Follow the instructions in the README of each provider to install them.

Configuration

The GARM configuration is a simple toml. The sample config file in the testdata folder is fairly well commented and should be enough to get you started. The configuration file is split into several sections, each of which is documented in its own page. The sections are:

Optimizing your runners

If you would like to optimize the startup time of new instance, take a look at the performance considerations page.

Write your own provider

The providers are interfaces between GARM and a particular IaaS in which we spin up GitHub Runners. These providers can be either native or external. The native providers are written in Go, and must implement the interface defined here. External providers can be written in any language, as they are in the form of an external executable that GARM calls into.

There is currently one native provider for LXD and several external providers linked above.
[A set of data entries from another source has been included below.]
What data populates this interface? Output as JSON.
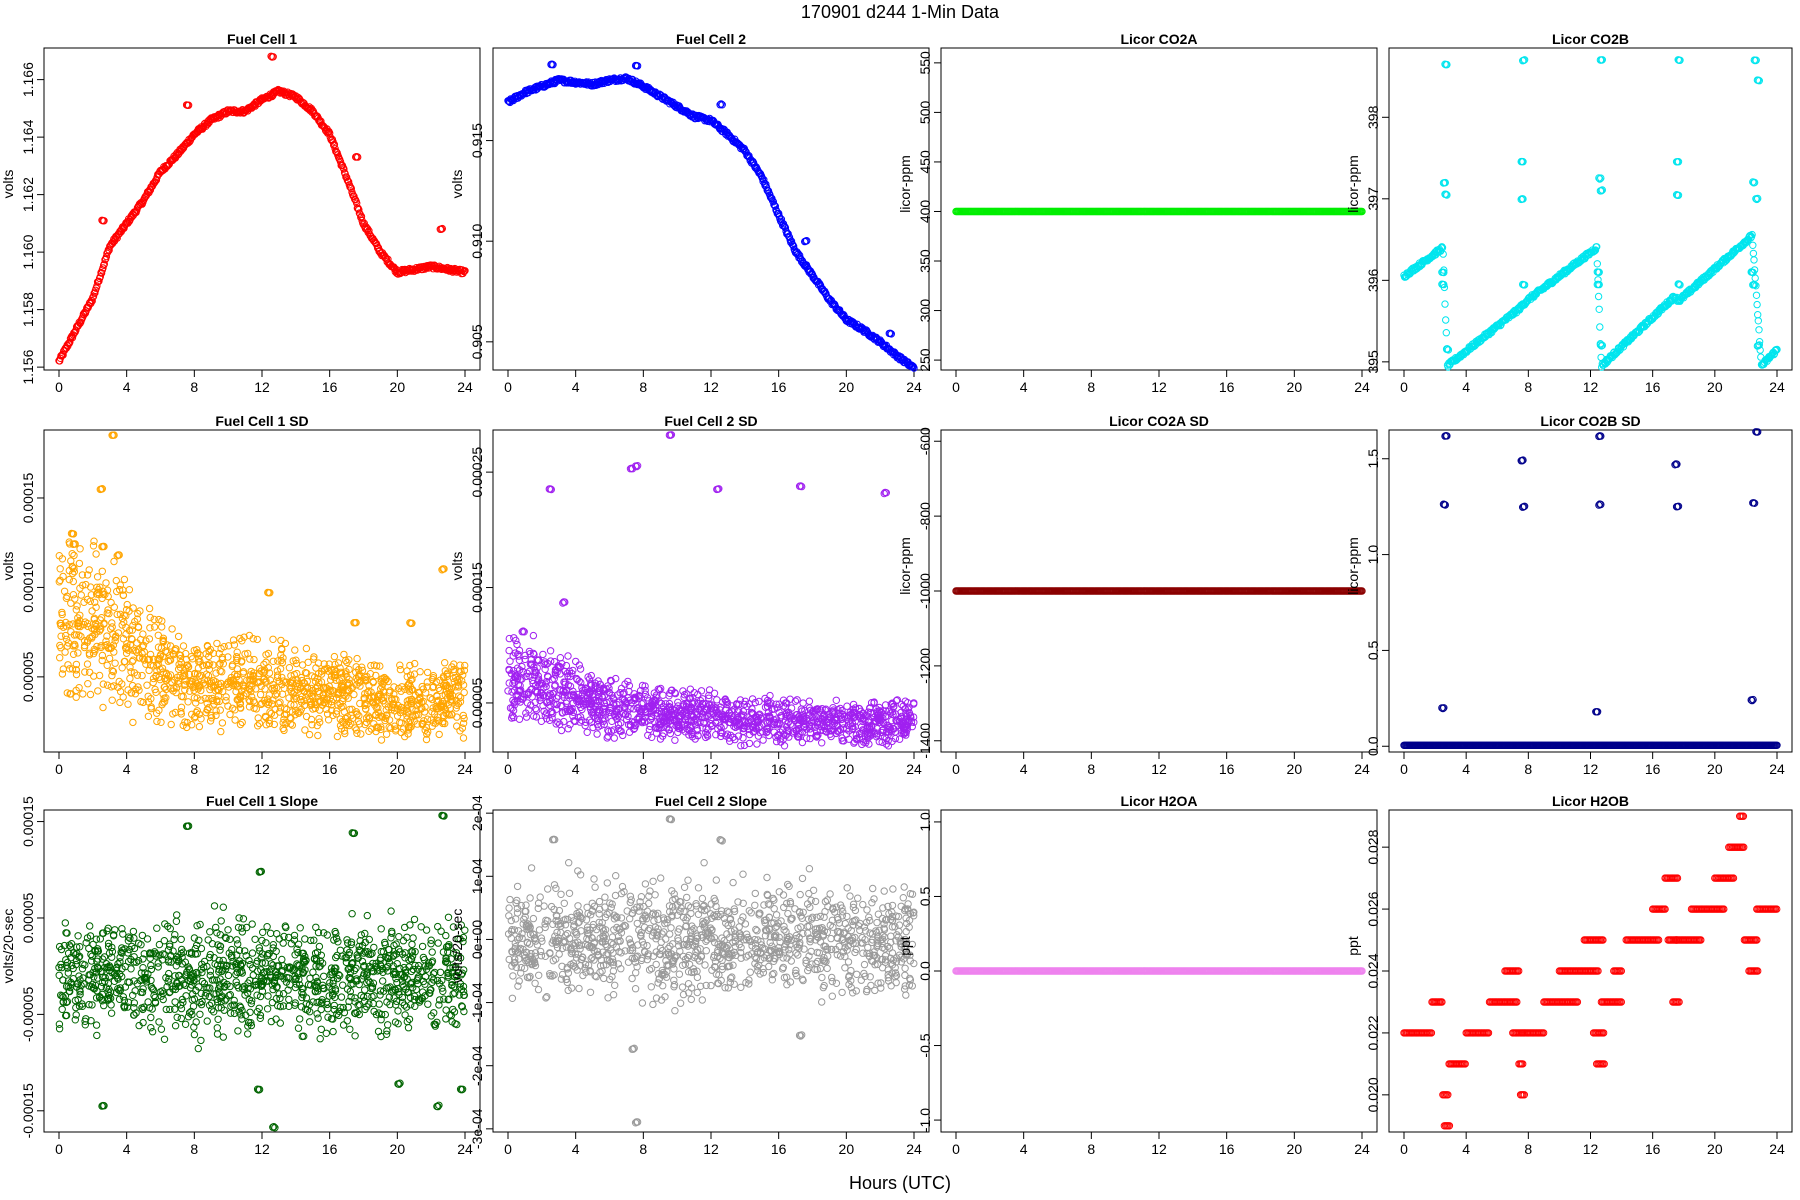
{
  "figure": {
    "title": "170901    d244    1-Min Data",
    "xlabel": "Hours (UTC)"
  },
  "chart_data": [
    {
      "type": "scatter",
      "title": "Fuel Cell 1",
      "ylabel": "volts",
      "color": "#ff0000",
      "xlim": [
        0,
        24
      ],
      "ylim": [
        1.1559,
        1.1671
      ],
      "xticks": [
        "0",
        "4",
        "8",
        "12",
        "16",
        "20",
        "24"
      ],
      "yticks": [
        "1.156",
        "1.158",
        "1.160",
        "1.162",
        "1.164",
        "1.166"
      ],
      "series": [
        {
          "x": [
            0,
            1,
            2,
            3,
            4,
            5,
            6,
            7,
            8,
            9,
            10,
            11,
            12,
            13,
            14,
            15,
            16,
            17,
            18,
            19,
            20,
            21,
            22,
            23,
            24
          ],
          "y": [
            1.1562,
            1.1573,
            1.1584,
            1.1602,
            1.161,
            1.1618,
            1.1628,
            1.1634,
            1.1641,
            1.1646,
            1.1649,
            1.1649,
            1.1653,
            1.1656,
            1.1654,
            1.1649,
            1.1641,
            1.1626,
            1.161,
            1.16,
            1.1593,
            1.1594,
            1.1595,
            1.1594,
            1.1593
          ]
        }
      ],
      "outliers": [
        {
          "x": 2.6,
          "y": 1.1611
        },
        {
          "x": 7.6,
          "y": 1.1651
        },
        {
          "x": 12.6,
          "y": 1.1668
        },
        {
          "x": 17.6,
          "y": 1.1633
        },
        {
          "x": 22.6,
          "y": 1.1608
        }
      ]
    },
    {
      "type": "scatter",
      "title": "Fuel Cell 2",
      "ylabel": "volts",
      "color": "#0000ff",
      "xlim": [
        0,
        24
      ],
      "ylim": [
        0.9036,
        0.9196
      ],
      "xticks": [
        "0",
        "4",
        "8",
        "12",
        "16",
        "20",
        "24"
      ],
      "yticks": [
        "0.905",
        "0.910",
        "0.915"
      ],
      "series": [
        {
          "x": [
            0,
            1,
            2,
            3,
            4,
            5,
            6,
            7,
            8,
            9,
            10,
            11,
            12,
            13,
            14,
            15,
            16,
            17,
            18,
            19,
            20,
            21,
            22,
            23,
            24
          ],
          "y": [
            0.9169,
            0.9174,
            0.9177,
            0.918,
            0.9179,
            0.9178,
            0.918,
            0.9181,
            0.9177,
            0.9172,
            0.9167,
            0.9162,
            0.916,
            0.9153,
            0.9145,
            0.9132,
            0.9113,
            0.9095,
            0.9083,
            0.9071,
            0.9061,
            0.9056,
            0.905,
            0.9043,
            0.9037
          ]
        }
      ],
      "outliers": [
        {
          "x": 2.6,
          "y": 0.9188
        },
        {
          "x": 7.6,
          "y": 0.9187
        },
        {
          "x": 12.6,
          "y": 0.9168
        },
        {
          "x": 17.6,
          "y": 0.91
        },
        {
          "x": 22.6,
          "y": 0.9054
        }
      ]
    },
    {
      "type": "scatter",
      "title": "Licor CO2A",
      "ylabel": "licor-ppm",
      "color": "#00ee00",
      "xlim": [
        0,
        24
      ],
      "ylim": [
        240,
        565
      ],
      "xticks": [
        "0",
        "4",
        "8",
        "12",
        "16",
        "20",
        "24"
      ],
      "yticks": [
        "250",
        "300",
        "350",
        "400",
        "450",
        "500",
        "550"
      ],
      "series": [
        {
          "x": [
            0,
            24
          ],
          "y": [
            400,
            400
          ]
        }
      ]
    },
    {
      "type": "scatter",
      "title": "Licor CO2B",
      "ylabel": "licor-ppm",
      "color": "#00e5ee",
      "xlim": [
        0,
        24
      ],
      "ylim": [
        394.9,
        398.85
      ],
      "xticks": [
        "0",
        "4",
        "8",
        "12",
        "16",
        "20",
        "24"
      ],
      "yticks": [
        "395",
        "396",
        "397",
        "398"
      ],
      "series": [
        {
          "x": [
            0,
            2.5,
            2.8,
            7.4,
            7.9,
            12.4,
            12.7,
            17.4,
            17.7,
            22.4,
            23.0,
            24.0
          ],
          "y": [
            396.05,
            396.4,
            394.95,
            395.65,
            395.75,
            396.4,
            394.95,
            395.8,
            395.75,
            396.55,
            394.95,
            395.15
          ]
        }
      ],
      "outliers": [
        {
          "x": 2.7,
          "y": 398.65
        },
        {
          "x": 7.7,
          "y": 398.7
        },
        {
          "x": 12.7,
          "y": 398.7
        },
        {
          "x": 17.7,
          "y": 398.7
        },
        {
          "x": 22.6,
          "y": 398.7
        },
        {
          "x": 22.8,
          "y": 398.45
        },
        {
          "x": 2.6,
          "y": 397.2
        },
        {
          "x": 2.7,
          "y": 397.05
        },
        {
          "x": 7.6,
          "y": 397.45
        },
        {
          "x": 7.6,
          "y": 397.0
        },
        {
          "x": 12.6,
          "y": 397.25
        },
        {
          "x": 12.7,
          "y": 397.1
        },
        {
          "x": 17.6,
          "y": 397.45
        },
        {
          "x": 17.6,
          "y": 397.05
        },
        {
          "x": 22.5,
          "y": 397.2
        },
        {
          "x": 22.7,
          "y": 397.0
        },
        {
          "x": 2.5,
          "y": 396.1
        },
        {
          "x": 2.5,
          "y": 395.95
        },
        {
          "x": 7.7,
          "y": 395.95
        },
        {
          "x": 12.5,
          "y": 396.1
        },
        {
          "x": 12.5,
          "y": 395.95
        },
        {
          "x": 17.7,
          "y": 395.95
        },
        {
          "x": 22.4,
          "y": 396.1
        },
        {
          "x": 22.5,
          "y": 395.95
        },
        {
          "x": 2.8,
          "y": 395.15
        },
        {
          "x": 12.7,
          "y": 395.2
        },
        {
          "x": 22.8,
          "y": 395.2
        }
      ]
    },
    {
      "type": "scatter",
      "title": "Fuel Cell 1 SD",
      "ylabel": "volts",
      "color": "#ffa500",
      "xlim": [
        0,
        24
      ],
      "ylim": [
        8e-06,
        0.000188
      ],
      "xticks": [
        "0",
        "4",
        "8",
        "12",
        "16",
        "20",
        "24"
      ],
      "yticks": [
        "0.00005",
        "0.00010",
        "0.00015"
      ],
      "series": [
        {
          "x": [
            0,
            2,
            4,
            6,
            8,
            10,
            12,
            14,
            16,
            18,
            20,
            22,
            24
          ],
          "y": [
            8.5e-05,
            8e-05,
            6.5e-05,
            5.2e-05,
            4.5e-05,
            4.6e-05,
            4.7e-05,
            4.2e-05,
            4e-05,
            3.8e-05,
            3.6e-05,
            3.7e-05,
            3.8e-05
          ]
        }
      ],
      "outliers": [
        {
          "x": 3.2,
          "y": 0.000185
        },
        {
          "x": 2.5,
          "y": 0.000155
        },
        {
          "x": 0.8,
          "y": 0.00013
        },
        {
          "x": 0.9,
          "y": 0.000124
        },
        {
          "x": 2.6,
          "y": 0.000123
        },
        {
          "x": 3.5,
          "y": 0.000118
        },
        {
          "x": 12.4,
          "y": 9.7e-05
        },
        {
          "x": 22.7,
          "y": 0.00011
        },
        {
          "x": 17.5,
          "y": 8e-05
        },
        {
          "x": 20.8,
          "y": 8e-05
        }
      ]
    },
    {
      "type": "scatter",
      "title": "Fuel Cell 2 SD",
      "ylabel": "volts",
      "color": "#a020f0",
      "xlim": [
        0,
        24
      ],
      "ylim": [
        7.5e-06,
        0.0002865
      ],
      "xticks": [
        "0",
        "4",
        "8",
        "12",
        "16",
        "20",
        "24"
      ],
      "yticks": [
        "0.00005",
        "0.00015",
        "0.00025"
      ],
      "series": [
        {
          "x": [
            0,
            2,
            4,
            6,
            8,
            10,
            12,
            14,
            16,
            18,
            20,
            22,
            24
          ],
          "y": [
            7e-05,
            6.5e-05,
            5.5e-05,
            4.5e-05,
            4.2e-05,
            4e-05,
            4e-05,
            3.5e-05,
            3.5e-05,
            3.3e-05,
            3.2e-05,
            3.3e-05,
            3.5e-05
          ]
        }
      ],
      "outliers": [
        {
          "x": 9.6,
          "y": 0.000282
        },
        {
          "x": 7.6,
          "y": 0.000255
        },
        {
          "x": 7.3,
          "y": 0.000253
        },
        {
          "x": 2.5,
          "y": 0.000235
        },
        {
          "x": 12.4,
          "y": 0.000235
        },
        {
          "x": 17.3,
          "y": 0.000238
        },
        {
          "x": 22.3,
          "y": 0.000232
        },
        {
          "x": 3.3,
          "y": 0.000137
        },
        {
          "x": 0.9,
          "y": 0.000112
        }
      ]
    },
    {
      "type": "scatter",
      "title": "Licor CO2A SD",
      "ylabel": "licor-ppm",
      "color": "#8b0000",
      "xlim": [
        0,
        24
      ],
      "ylim": [
        -1430,
        -570
      ],
      "xticks": [
        "0",
        "4",
        "8",
        "12",
        "16",
        "20",
        "24"
      ],
      "yticks": [
        "-1400",
        "-1200",
        "-1000",
        "-800",
        "-600"
      ],
      "series": [
        {
          "x": [
            0,
            24
          ],
          "y": [
            -1000,
            -1000
          ]
        }
      ]
    },
    {
      "type": "scatter",
      "title": "Licor CO2B SD",
      "ylabel": "licor-ppm",
      "color": "#00008b",
      "xlim": [
        0,
        24
      ],
      "ylim": [
        -0.03,
        1.65
      ],
      "xticks": [
        "0",
        "4",
        "8",
        "12",
        "16",
        "20",
        "24"
      ],
      "yticks": [
        "0.0",
        "0.5",
        "1.0",
        "1.5"
      ],
      "series": [
        {
          "x": [
            0,
            24
          ],
          "y": [
            0.005,
            0.005
          ]
        }
      ],
      "outliers": [
        {
          "x": 2.7,
          "y": 1.62
        },
        {
          "x": 2.6,
          "y": 1.26
        },
        {
          "x": 2.5,
          "y": 0.2
        },
        {
          "x": 7.6,
          "y": 1.49
        },
        {
          "x": 7.7,
          "y": 1.25
        },
        {
          "x": 12.6,
          "y": 1.62
        },
        {
          "x": 12.6,
          "y": 1.26
        },
        {
          "x": 12.4,
          "y": 0.18
        },
        {
          "x": 17.5,
          "y": 1.47
        },
        {
          "x": 17.6,
          "y": 1.25
        },
        {
          "x": 22.7,
          "y": 1.64
        },
        {
          "x": 22.5,
          "y": 1.27
        },
        {
          "x": 22.4,
          "y": 0.24
        }
      ]
    },
    {
      "type": "scatter",
      "title": "Fuel Cell 1 Slope",
      "ylabel": "volts/20-sec",
      "color": "#006400",
      "xlim": [
        0,
        24
      ],
      "ylim": [
        -0.000172,
        0.000162
      ],
      "xticks": [
        "0",
        "4",
        "8",
        "12",
        "16",
        "20",
        "24"
      ],
      "yticks": [
        "-0.00015",
        "-0.00005",
        "0.00005",
        "0.00015"
      ],
      "series": [
        {
          "x": [
            0,
            24
          ],
          "y": [
            -1e-05,
            -1e-05
          ]
        }
      ],
      "outliers": [
        {
          "x": 7.6,
          "y": 0.000145
        },
        {
          "x": 17.4,
          "y": 0.000138
        },
        {
          "x": 22.7,
          "y": 0.000156
        },
        {
          "x": 11.9,
          "y": 9.8e-05
        },
        {
          "x": 12.7,
          "y": -0.000167
        },
        {
          "x": 2.6,
          "y": -0.000145
        },
        {
          "x": 22.4,
          "y": -0.000145
        },
        {
          "x": 23.8,
          "y": -0.000128
        },
        {
          "x": 11.8,
          "y": -0.000128
        },
        {
          "x": 20.1,
          "y": -0.000122
        }
      ]
    },
    {
      "type": "scatter",
      "title": "Fuel Cell 2 Slope",
      "ylabel": "volts/20-sec",
      "color": "#9a9a9a",
      "xlim": [
        0,
        24
      ],
      "ylim": [
        -0.000305,
        0.000205
      ],
      "xticks": [
        "0",
        "4",
        "8",
        "12",
        "16",
        "20",
        "24"
      ],
      "yticks": [
        "-3e-04",
        "-2e-04",
        "-1e-04",
        "0e+00",
        "1e-04",
        "2e-04"
      ],
      "series": [
        {
          "x": [
            0,
            24
          ],
          "y": [
            0.0,
            0.0
          ]
        }
      ],
      "outliers": [
        {
          "x": 9.6,
          "y": 0.00019
        },
        {
          "x": 2.7,
          "y": 0.000158
        },
        {
          "x": 12.6,
          "y": 0.000157
        },
        {
          "x": 7.6,
          "y": -0.00029
        },
        {
          "x": 7.4,
          "y": -0.000173
        },
        {
          "x": 17.3,
          "y": -0.000152
        }
      ]
    },
    {
      "type": "scatter",
      "title": "Licor H2OA",
      "ylabel": "ppt",
      "color": "#ee82ee",
      "xlim": [
        0,
        24
      ],
      "ylim": [
        -1.08,
        1.08
      ],
      "xticks": [
        "0",
        "4",
        "8",
        "12",
        "16",
        "20",
        "24"
      ],
      "yticks": [
        "-1.0",
        "-0.5",
        "0.0",
        "0.5",
        "1.0"
      ],
      "series": [
        {
          "x": [
            0,
            24
          ],
          "y": [
            0,
            0
          ]
        }
      ]
    },
    {
      "type": "scatter",
      "title": "Licor H2OB",
      "ylabel": "ppt",
      "color": "#ff0000",
      "xlim": [
        0,
        24
      ],
      "ylim": [
        0.0188,
        0.0292
      ],
      "xticks": [
        "0",
        "4",
        "8",
        "12",
        "16",
        "20",
        "24"
      ],
      "yticks": [
        "0.020",
        "0.022",
        "0.024",
        "0.026",
        "0.028"
      ],
      "series": [
        {
          "name": "",
          "x": [
            0,
            2.5
          ],
          "y": [
            0.022,
            0.022
          ]
        }
      ],
      "steps": [
        [
          0.0,
          1.8,
          0.022
        ],
        [
          1.8,
          2.5,
          0.023
        ],
        [
          2.5,
          2.9,
          0.02
        ],
        [
          2.6,
          3.0,
          0.019
        ],
        [
          2.9,
          4.0,
          0.021
        ],
        [
          4.0,
          5.5,
          0.022
        ],
        [
          5.5,
          7.3,
          0.023
        ],
        [
          6.5,
          7.4,
          0.024
        ],
        [
          7.0,
          7.7,
          0.022
        ],
        [
          7.4,
          7.7,
          0.021
        ],
        [
          7.5,
          7.8,
          0.02
        ],
        [
          7.7,
          9.0,
          0.022
        ],
        [
          9.0,
          11.2,
          0.023
        ],
        [
          10.0,
          12.5,
          0.024
        ],
        [
          11.6,
          12.8,
          0.025
        ],
        [
          12.2,
          12.9,
          0.022
        ],
        [
          12.4,
          12.9,
          0.021
        ],
        [
          12.7,
          14.0,
          0.023
        ],
        [
          13.5,
          14.0,
          0.024
        ],
        [
          14.3,
          16.4,
          0.025
        ],
        [
          16.0,
          16.8,
          0.026
        ],
        [
          16.8,
          17.6,
          0.027
        ],
        [
          17.0,
          17.6,
          0.025
        ],
        [
          17.3,
          17.7,
          0.023
        ],
        [
          17.5,
          19.1,
          0.025
        ],
        [
          18.5,
          20.6,
          0.026
        ],
        [
          20.0,
          21.2,
          0.027
        ],
        [
          20.9,
          21.9,
          0.028
        ],
        [
          21.6,
          21.9,
          0.029
        ],
        [
          21.9,
          22.7,
          0.025
        ],
        [
          22.2,
          22.8,
          0.024
        ],
        [
          22.7,
          24.0,
          0.026
        ]
      ]
    }
  ]
}
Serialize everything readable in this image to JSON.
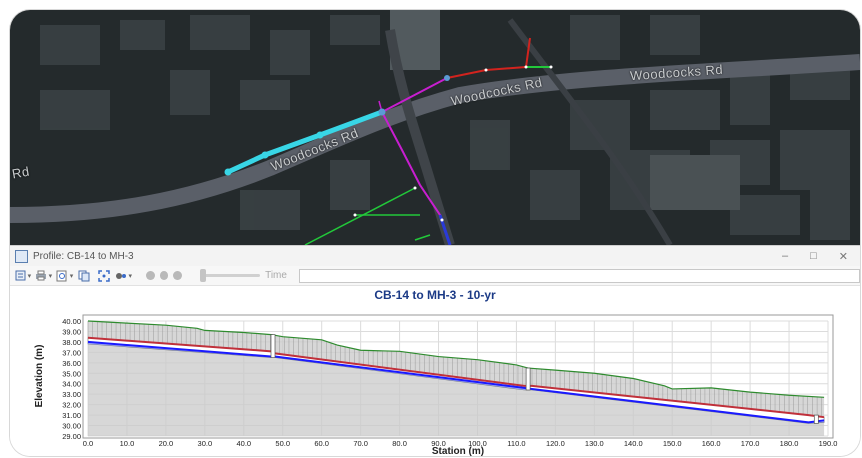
{
  "map": {
    "road_labels": [
      "Woodcocks Rd",
      "Woodcocks Rd",
      "Woodcocks Rd",
      "Rd"
    ],
    "colors": {
      "selected_pipe": "#38d6e6",
      "magenta_pipe": "#c81ed0",
      "red_pipe": "#d2231e",
      "green_pipe": "#22c83a",
      "blue_pipe": "#2a3ad8"
    }
  },
  "window": {
    "title": "Profile: CB-14 to MH-3",
    "minimize_icon": "minimize-icon",
    "maximize_icon": "maximize-icon",
    "close_icon": "close-icon"
  },
  "toolbar": {
    "time_label": "Time",
    "icons": [
      "print-icon",
      "zoom-icon",
      "copy-icon",
      "fit-extent-icon",
      "settings-icon",
      "play-icon",
      "pause-icon",
      "stop-icon"
    ]
  },
  "chart_data": {
    "type": "line",
    "title": "CB-14 to MH-3 - 10-yr",
    "xlabel": "Station (m)",
    "ylabel": "Elevation (m)",
    "xlim": [
      0,
      190
    ],
    "ylim": [
      29,
      40
    ],
    "xticks": [
      "0.0",
      "10.0",
      "20.0",
      "30.0",
      "40.0",
      "50.0",
      "60.0",
      "70.0",
      "80.0",
      "90.0",
      "100.0",
      "110.0",
      "120.0",
      "130.0",
      "140.0",
      "150.0",
      "160.0",
      "170.0",
      "180.0",
      "190.0"
    ],
    "yticks": [
      "29.00",
      "30.00",
      "31.00",
      "32.00",
      "33.00",
      "34.00",
      "35.00",
      "36.00",
      "37.00",
      "38.00",
      "39.00",
      "40.00"
    ],
    "grid": true,
    "series": [
      {
        "role": "ground",
        "color": "#2e8b2e",
        "x": [
          0,
          10,
          20,
          28,
          30,
          40,
          47,
          50,
          60,
          64,
          70,
          80,
          90,
          100,
          110,
          113,
          120,
          130,
          140,
          148,
          150,
          160,
          170,
          180,
          189
        ],
        "y": [
          40.0,
          39.8,
          39.6,
          39.3,
          39.1,
          38.9,
          38.7,
          38.5,
          38.2,
          37.7,
          37.2,
          37.1,
          36.6,
          36.3,
          35.8,
          35.5,
          35.3,
          35.0,
          34.5,
          33.8,
          33.5,
          33.6,
          33.2,
          32.9,
          32.7
        ]
      },
      {
        "role": "pipe-crown",
        "color": "#c0303a",
        "x": [
          0,
          47,
          48,
          112,
          114,
          185,
          189
        ],
        "y": [
          38.4,
          37.1,
          36.9,
          33.8,
          33.8,
          31.0,
          30.8
        ]
      },
      {
        "role": "hydraulic-grade",
        "color": "#1a1aff",
        "x": [
          0,
          47,
          48,
          112,
          114,
          185,
          189
        ],
        "y": [
          38.0,
          36.6,
          36.6,
          33.6,
          33.5,
          30.3,
          30.5
        ]
      },
      {
        "role": "pipe-invert",
        "color": "#b0b0b0",
        "x": [
          0,
          47,
          48,
          112,
          114,
          185,
          189
        ],
        "y": [
          37.8,
          36.5,
          36.5,
          33.4,
          33.4,
          30.2,
          30.3
        ]
      }
    ],
    "structures": [
      {
        "x": 47.5,
        "rim": 38.7,
        "invert": 36.5
      },
      {
        "x": 113,
        "rim": 35.5,
        "invert": 33.4
      },
      {
        "x": 187,
        "rim": 31.0,
        "invert": 30.2
      }
    ]
  }
}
If you want to write your own provider, you can choose to write a native one, or implement an external one. I encourage you to opt for an external provider, as those are the easiest to write and you don't need to merge it in GARM itself to be able to use. Faster to write, faster to iterate. The LXD provider may at some point be split from GARM into it's own external project, at which point we will remove the native provider interface and only support external providers.

Please see the Writing an external provider document for details. Also, feel free to inspect the two available sample external providers in this repository.